When the war ended—or better to say when the war paused—we finally returned. As years  passed, I could finally understand what my mother felt and meant. The reason to yearn for Lebanon, to embrace it, to love it with all her heart and might. Today, I genuinely understand that intense nostalgic sentiment flowing in her blood, a feeling of bonding that only Lebanese  can understand. It is a connection that goes beyond depiction. It’s a feeling of belonging, getting  a tight grip of what we call identity, trying to grasp everything in our way before it slips away from our hands, and enjoying it while it lasts… a grip of every grain of soil, every leaf of a tree,  every whiff of a breeze, every slant of sunlight. It is a unique, indescribable momentum! It is a  kind of devotion to our fascinating culture, the timeless and resilient cedars, the majestic, lush  mountains, the serene summer breeze; to those trivial but precious moments we always long  for… the loud family gatherings, the succulent food, the vibrant nights, and most vitally, the  vibes! But what actually does accompany that ephemeral pleasure? Agony! A sense of forged  safety pretending to be eternal. An inner turmoil… That sensation of infinite yet painful  connection. It is a love story, a kind of mystifying relationship, shifting between passion and  ambiguity. You adore it, yet it always betrays you. It gives you the perception that you are secure,  but in reality, you are never safe, never calm, never at rest, never relaxed… perhaps at peace  occasionally, but only temporarily. That feeling that the war is always behind the door, waiting 

for you, is endless. That love haven sometimes gives you the impression that it is the best place  in the world, like nowhere, but then it proves you wrong again. It deceives you one time and  then another… Sometimes it even tricks you into believing that it will stop hurting you, but it fools you every time. It often sedates you to make you feel better, but then it beats you again,  pounding you so hard and so painfully that you can’t resist anymore, so you carry a grudge… momentarily… And then you forgive and return… and believe that this time it is really over and  that the pain of disillusionment will fade. Eventually, it assures you that this time everything will  be alright, and you ingenuously trust… again, but this incessantly tumultuous and agonising love  lamentably disappoints you yet again. 

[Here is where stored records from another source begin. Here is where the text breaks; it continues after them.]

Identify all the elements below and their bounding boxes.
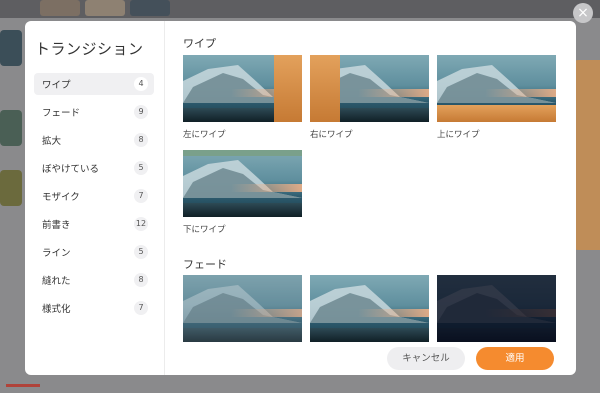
- transition-thumbnail: [183, 150, 302, 217]
- background-card: [0, 170, 22, 206]
- background-thumbnail: [85, 0, 125, 16]
- category-label: ワイプ: [42, 80, 71, 91]
- transition-tile-fade-1[interactable]: [183, 275, 302, 342]
- background-thumbnail: [40, 0, 80, 16]
- category-line[interactable]: ライン 5: [34, 241, 154, 263]
- background-card: [0, 30, 22, 66]
- category-count-badge: 12: [134, 217, 148, 231]
- dialog-title: トランジション: [35, 40, 144, 58]
- transition-tile-fade-2[interactable]: [310, 275, 429, 342]
- category-label: 縫れた: [42, 276, 71, 287]
- transition-tile-wipe-right[interactable]: 右にワイプ: [310, 55, 429, 140]
- category-wipe[interactable]: ワイプ 4: [34, 73, 154, 95]
- close-button[interactable]: ×: [573, 3, 593, 23]
- close-icon: ×: [577, 5, 589, 21]
- transition-tile-wipe-left[interactable]: 左にワイプ: [183, 55, 302, 140]
- cancel-button[interactable]: キャンセル: [387, 347, 465, 370]
- transition-label: 下にワイプ: [183, 225, 226, 235]
- transition-tile-wipe-down[interactable]: 下にワイプ: [183, 150, 302, 235]
- category-zoom[interactable]: 拡大 8: [34, 129, 154, 151]
- transition-label: 右にワイプ: [310, 130, 353, 140]
- category-count-badge: 5: [134, 161, 148, 175]
- category-count-badge: 4: [134, 77, 148, 91]
- category-count-badge: 7: [134, 301, 148, 315]
- category-stylized[interactable]: 様式化 7: [34, 297, 154, 319]
- category-label: 前書き: [42, 220, 71, 231]
- section-title-fade: フェード: [183, 258, 227, 271]
- background-thumbnail: [130, 0, 170, 16]
- category-label: 様式化: [42, 304, 71, 315]
- category-count-badge: 8: [134, 133, 148, 147]
- background-card: [0, 110, 22, 146]
- section-title-wipe: ワイプ: [183, 37, 216, 50]
- transition-tile-fade-3[interactable]: [437, 275, 556, 342]
- category-twisted[interactable]: 縫れた 8: [34, 269, 154, 291]
- apply-button[interactable]: 適用: [476, 347, 554, 370]
- category-sidebar: トランジション ワイプ 4 フェード 9 拡大 8 ぼやけている 5 モザイク …: [25, 21, 165, 375]
- transition-thumbnail: [310, 275, 429, 342]
- transition-gallery: ワイプ 左にワイプ 右にワイプ 上にワイプ 下にワイプ フェード キャンセル 適…: [165, 21, 576, 375]
- transition-thumbnail: [183, 275, 302, 342]
- category-count-badge: 9: [134, 105, 148, 119]
- category-count-badge: 8: [134, 273, 148, 287]
- category-fade[interactable]: フェード 9: [34, 101, 154, 123]
- transition-thumbnail: [183, 55, 302, 122]
- category-label: 拡大: [42, 136, 62, 147]
- category-label: ぼやけている: [42, 164, 100, 175]
- category-label: ライン: [42, 248, 71, 259]
- transition-thumbnail: [310, 55, 429, 122]
- category-label: フェード: [42, 108, 81, 119]
- transition-tile-wipe-up[interactable]: 上にワイプ: [437, 55, 556, 140]
- category-count-badge: 5: [134, 245, 148, 259]
- transition-label: 上にワイプ: [437, 130, 480, 140]
- transition-thumbnail: [437, 55, 556, 122]
- transition-thumbnail: [437, 275, 556, 342]
- transition-label: 左にワイプ: [183, 130, 226, 140]
- transition-dialog: トランジション ワイプ 4 フェード 9 拡大 8 ぼやけている 5 モザイク …: [25, 21, 576, 375]
- background-illustration: [574, 60, 600, 250]
- category-count-badge: 7: [134, 189, 148, 203]
- category-label: モザイク: [42, 192, 80, 203]
- category-preface[interactable]: 前書き 12: [34, 213, 154, 235]
- background-accent-line: [6, 384, 40, 387]
- category-mosaic[interactable]: モザイク 7: [34, 185, 154, 207]
- category-blur[interactable]: ぼやけている 5: [34, 157, 154, 179]
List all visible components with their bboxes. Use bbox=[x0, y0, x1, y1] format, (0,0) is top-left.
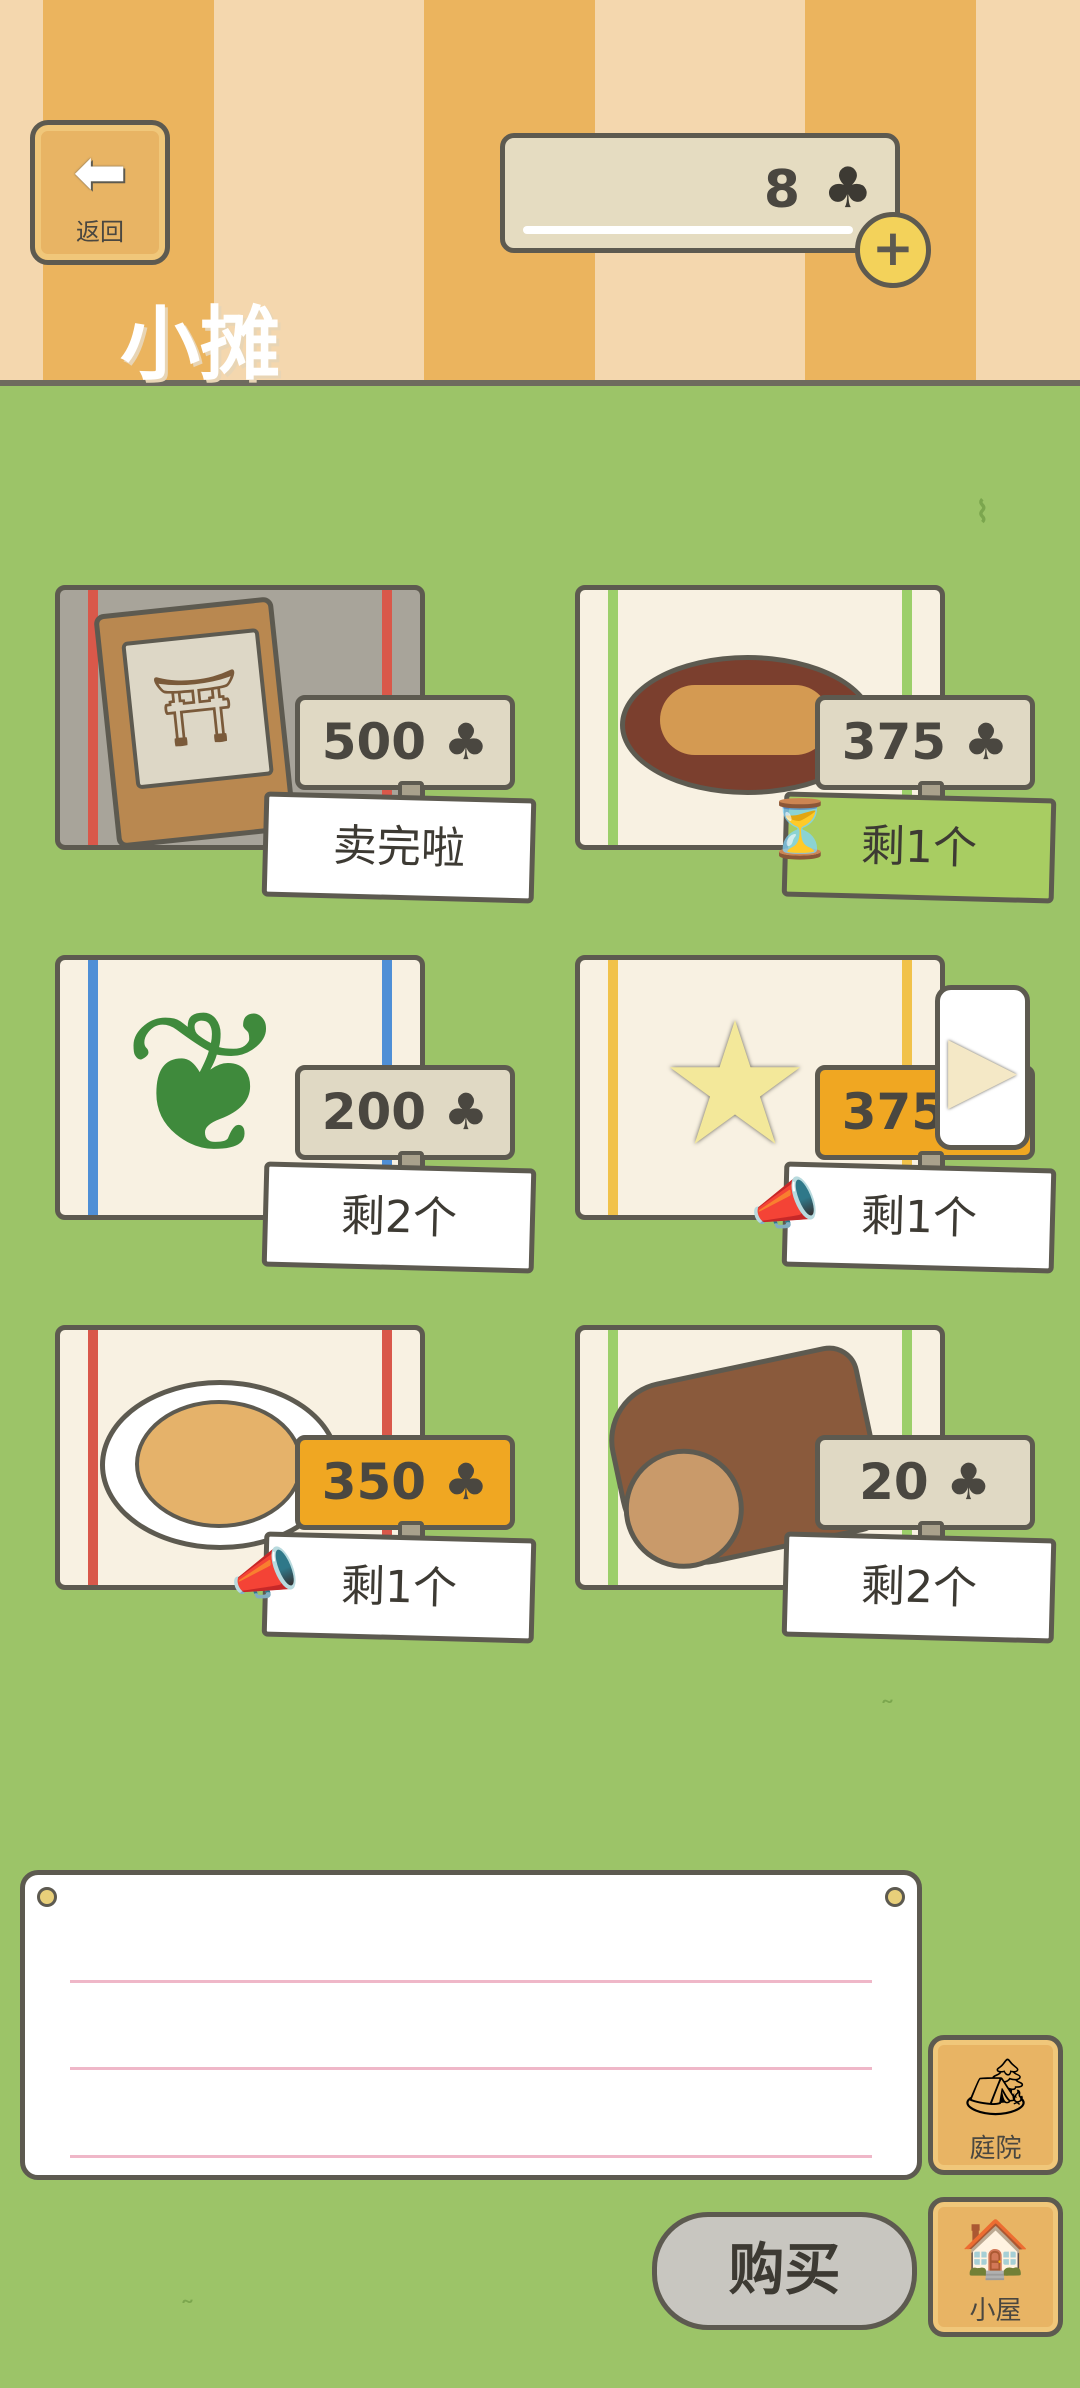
board-line bbox=[70, 2155, 872, 2158]
clover-icon: ♣ bbox=[822, 156, 873, 221]
back-label: 返回 bbox=[76, 218, 124, 246]
chevron-right-icon: ▶ bbox=[947, 1015, 1018, 1120]
megaphone-icon: 📣 bbox=[750, 1172, 820, 1237]
stall-item-1[interactable]: ⛩ 500 ♣ 卖完啦 bbox=[35, 585, 537, 915]
board-nail bbox=[885, 1887, 905, 1907]
stall-item-5[interactable]: 350 ♣ 剩1个 📣 bbox=[35, 1325, 537, 1655]
price-value: 375 bbox=[841, 713, 947, 771]
grass-tuft: ˷ bbox=[880, 1670, 895, 1705]
yard-button[interactable]: 🏕 庭院 bbox=[928, 2035, 1063, 2175]
price-value: 500 bbox=[321, 713, 427, 771]
house-label: 小屋 bbox=[969, 2296, 1022, 2326]
message-board bbox=[20, 1870, 922, 2180]
status-label: 剩1个 bbox=[261, 1531, 537, 1644]
price-tag: 375 ♣ bbox=[815, 695, 1035, 811]
house-button[interactable]: 🏠 小屋 bbox=[928, 2197, 1063, 2337]
mat-stripe bbox=[608, 590, 618, 845]
grass-tuft: ⌇ bbox=[975, 495, 990, 530]
back-button[interactable]: ⬅ 返回 bbox=[30, 120, 170, 265]
price-tag: 350 ♣ bbox=[295, 1435, 515, 1551]
price-value: 375 bbox=[841, 1083, 947, 1141]
price-value: 20 bbox=[859, 1453, 929, 1511]
status-label: 剩2个 bbox=[781, 1531, 1057, 1644]
price-tag: 200 ♣ bbox=[295, 1065, 515, 1181]
status-label: 剩1个 bbox=[781, 1161, 1057, 1274]
board-nail bbox=[37, 1887, 57, 1907]
price-tag: 500 ♣ bbox=[295, 695, 515, 811]
hourglass-icon: ⏳ bbox=[765, 797, 835, 862]
yard-icon: 🏕 bbox=[959, 2055, 1032, 2120]
grass-tuft: ˷ bbox=[180, 2270, 195, 2305]
page-title: 小摊 bbox=[120, 298, 280, 391]
price-value: 350 bbox=[321, 1453, 427, 1511]
stall-item-6[interactable]: 20 ♣ 剩2个 bbox=[555, 1325, 1057, 1655]
status-label: 剩2个 bbox=[261, 1161, 537, 1274]
header-bar: ⬅ 返回 8 ♣ + 小摊 bbox=[0, 0, 1080, 391]
price-value: 200 bbox=[321, 1083, 427, 1141]
stall-item-3[interactable]: ❦ 200 ♣ 剩2个 bbox=[35, 955, 537, 1285]
status-label: 卖完啦 bbox=[261, 791, 537, 904]
back-arrow-icon: ⬅ bbox=[73, 136, 127, 210]
megaphone-icon: 📣 bbox=[230, 1542, 300, 1607]
clover-count: 8 bbox=[763, 160, 800, 220]
board-line bbox=[70, 2067, 872, 2070]
house-icon: 🏠 bbox=[960, 2217, 1031, 2282]
buy-button[interactable]: 购买 bbox=[652, 2212, 917, 2330]
clover-bar bbox=[523, 226, 853, 234]
stall-item-2[interactable]: 375 ♣ 剩1个 ⏳ bbox=[555, 585, 1057, 915]
clover-balance: 8 ♣ bbox=[500, 133, 900, 253]
price-tag: 20 ♣ bbox=[815, 1435, 1035, 1551]
mat-stripe bbox=[88, 1330, 98, 1585]
board-line bbox=[70, 1980, 872, 1983]
yard-label: 庭院 bbox=[969, 2134, 1022, 2164]
add-clover-button[interactable]: + bbox=[855, 212, 931, 288]
next-page-button[interactable]: ▶ bbox=[935, 985, 1030, 1150]
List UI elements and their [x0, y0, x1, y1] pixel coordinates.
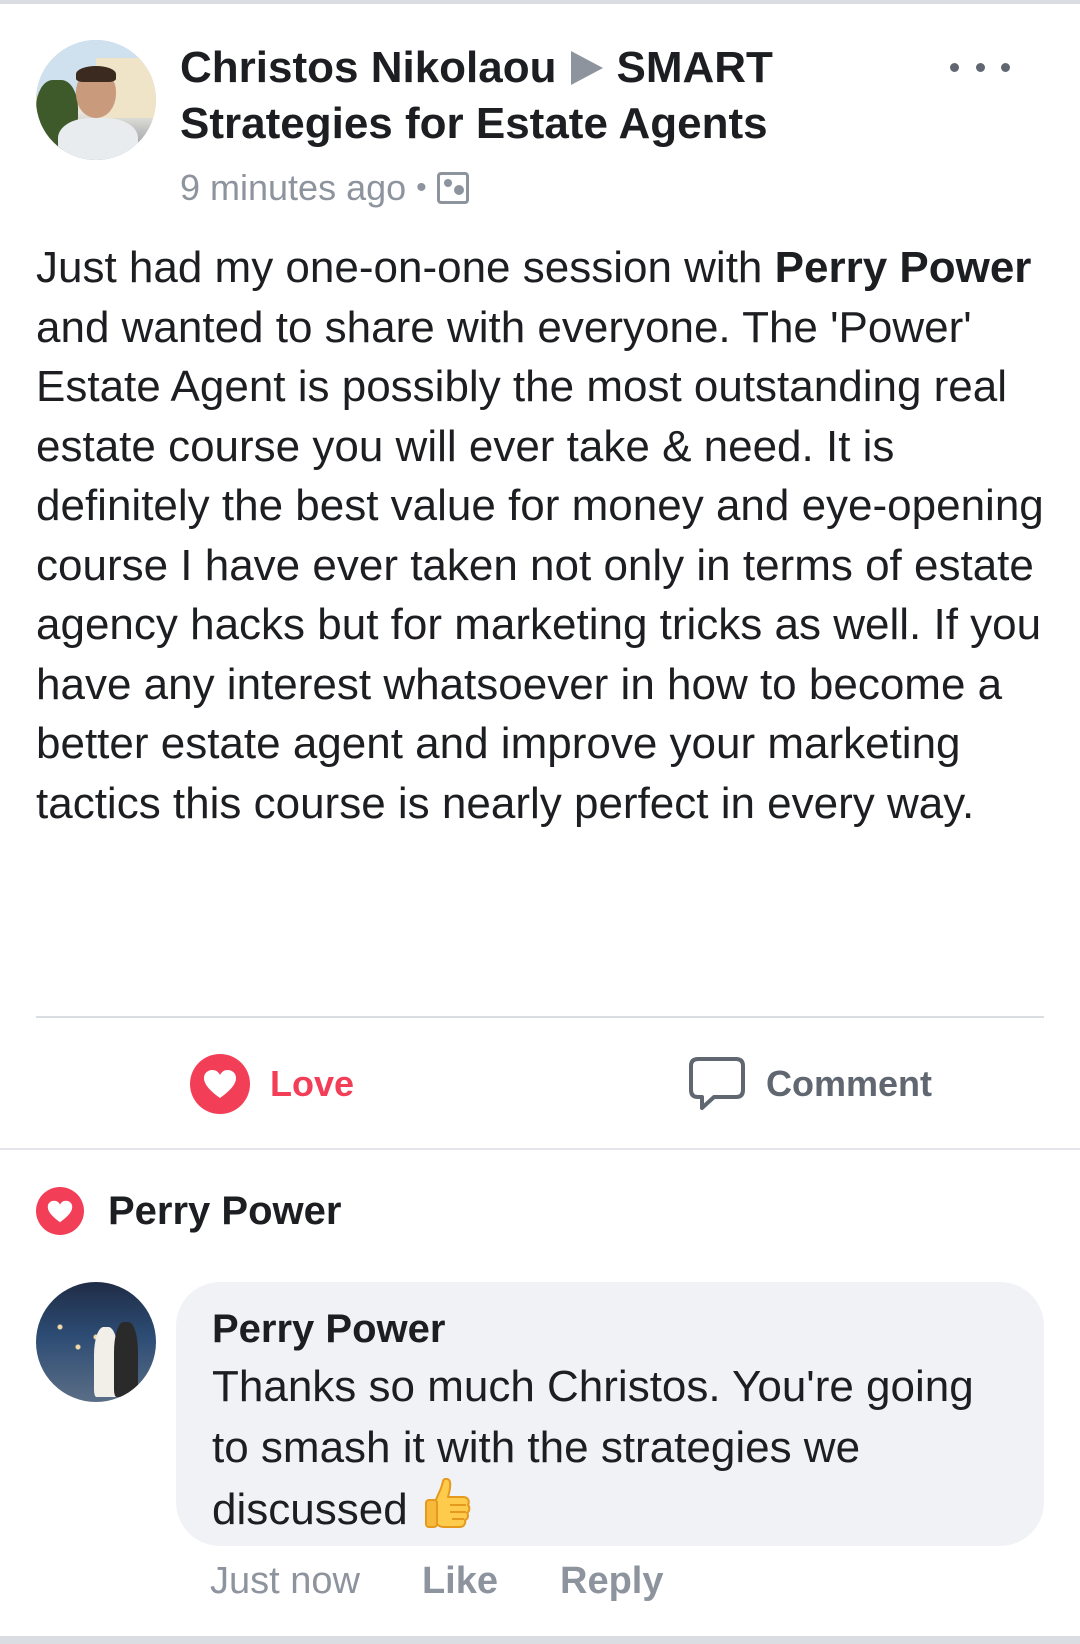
mentioned-name[interactable]: Perry Power [775, 243, 1032, 292]
post-title: Christos Nikolaou SMART Strategies for Es… [180, 40, 900, 152]
comment-reply-button[interactable]: Reply [560, 1560, 663, 1603]
more-dot-icon [950, 62, 959, 72]
section-divider [0, 1148, 1080, 1150]
comment-timestamp[interactable]: Just now [210, 1560, 360, 1603]
author-avatar[interactable] [36, 40, 156, 160]
more-dot-icon [975, 62, 985, 72]
commenter-name[interactable]: Perry Power [212, 1304, 1008, 1354]
heart-reaction-icon [36, 1187, 84, 1235]
comment-actions: Just now Like Reply [210, 1556, 664, 1606]
comment-text-wrap: Thanks so much Christos. You're going to… [212, 1356, 1008, 1546]
post-body: Just had my one-on-one session with Perr… [36, 238, 1056, 833]
reactor-name: Perry Power [108, 1188, 342, 1233]
more-dot-icon [1001, 62, 1010, 72]
top-divider [0, 0, 1080, 4]
post-meta: 9 minutes ago • [180, 166, 900, 210]
commenter-avatar[interactable] [36, 1282, 156, 1402]
love-button[interactable]: Love [190, 1052, 354, 1116]
reaction-summary[interactable]: Perry Power [36, 1186, 341, 1236]
comment-text: Thanks so much Christos. You're going to… [212, 1362, 974, 1534]
post-divider [36, 1016, 1044, 1018]
more-options-button[interactable] [950, 52, 1010, 82]
love-label: Love [270, 1063, 355, 1104]
comment-button[interactable]: Comment [688, 1052, 932, 1116]
comment-bubble[interactable]: Perry Power Thanks so much Christos. You… [176, 1282, 1044, 1546]
author-name[interactable]: Christos Nikolaou [180, 43, 557, 92]
post-text-segment: and wanted to share with everyone. The '… [36, 302, 1044, 828]
meta-separator: • [416, 171, 427, 204]
heart-icon [190, 1054, 250, 1114]
arrow-right-icon [570, 51, 603, 85]
comment-label: Comment [766, 1063, 933, 1104]
post-text-segment: Just had my one-on-one session with [36, 243, 775, 292]
post-timestamp[interactable]: 9 minutes ago [180, 166, 406, 210]
bottom-divider [0, 1636, 1080, 1644]
comment-like-button[interactable]: Like [422, 1560, 498, 1603]
group-audience-icon [436, 172, 469, 204]
thumbs-up-icon [422, 1477, 472, 1546]
comment-icon [689, 1057, 745, 1110]
post-header: Christos Nikolaou SMART Strategies for Es… [180, 40, 900, 210]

Today, after more than three decades, I live abroad just like my mother. Today, I finally  understand and share the same sentiments as my mother, that attachment to and adoration for  Lebanon. But today, although I am not nearby, I can hear the blast! I can see and sense the  war… an everlasting war that has prevailed for 51 years. I feel its closeness, its grief and despair, its callous savagery, its ruthless aggression, its implacable whip and its merciless bombs.  Sometimes silent and cold; other times ferocious and relentless. And, like my mother, I ask  myself today: When will this nightmarish cycle break? When will we stop worrying about a  possible outbreak each summer? When will we return, and stay? When will we actually feel that we  have a country? When will we ultimately have an ordinary, peaceful and safe country? Not a  broken one, not a ruined one, not a battered one, not a tired one, not a stolen one… not a  hopeless one!! Not a place every time I visit, I find my mother weaker and older with deeper  wrinkles etched around her bittersweet smile and bleak glance, each line telling a story of  unhealed scars… Scars from a wounded land with no shelter, fragile and exposed, where the  sense of escape always feels imminent. Is it some kind of curse? How much longer will we infinitely be doomed to keep suffering, oscillating between an illusory pause and unexpected chaos? Will there ever be a glimmer of hope? When will this interminable war finally end? It’s been a  perpetual war that has robbed our youth, stolen our dreams, ravaged our hearts, shattered our  peace, and still seems to endlessly persist, bleeding our roots, dwelling in the deepest abyss of  our souls, refusing to leave, never longing to cease.